The ningkham samjin costume worn by dancers represents Nongshaba. The samjin is an elaborate, tall, pointed headdress decorated with needlework with tassels and the ningkham is a triangular wrapper with an appliquéd border worn around the waist. The shape of the samjin is said represent Nongshaba's horned head, and his ears are represented by fan like frills on each side. The ningkham represents the tail of Nongshaba. Nongshaba's patterend body is represented by the wearing of the khamen chatpa loincloth and his beard by a long strip of a decorative fabric hanging loosely on the chest.

== In Bangladesh ==
Meitei kings constructed many temples dedicated to Meitei deities in Bangladesh, among which a shrine dedicated to Nongshaba was a notable one.
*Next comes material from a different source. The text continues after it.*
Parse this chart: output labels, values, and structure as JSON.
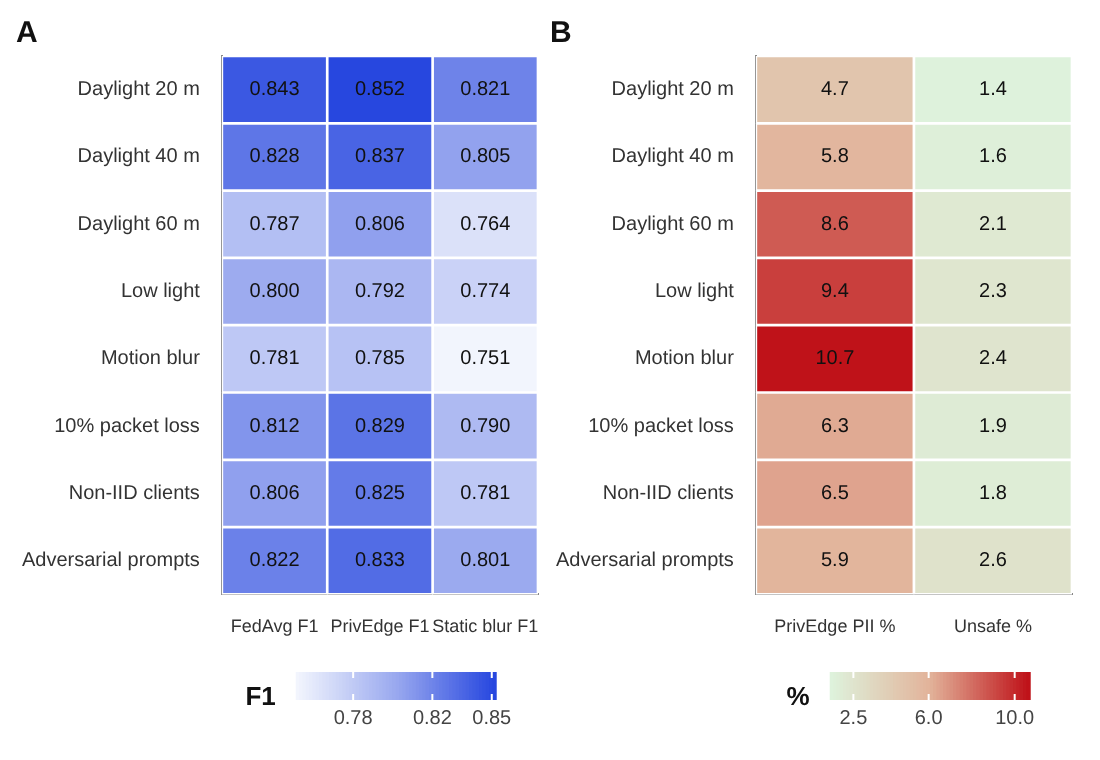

In the Manipuri Rajbari in Lama Bazar of Bangladesh, there is a temple of Nongshaba, alongside temples of Pakhangba and Goddess Yumjao Leima. The Temple's facade faces south, and its ground plan is square, covering an area of 10m^{2}.

== Namesakes ==
On 15 December 2015 in Imphal, a fortnightly magazine named Nongsaba was launched under the motto "Journalism for change". The publication focuses on the socio-political, economy, education, unemployment, art and culture, science, sports, beauty, health, entertainment, etc.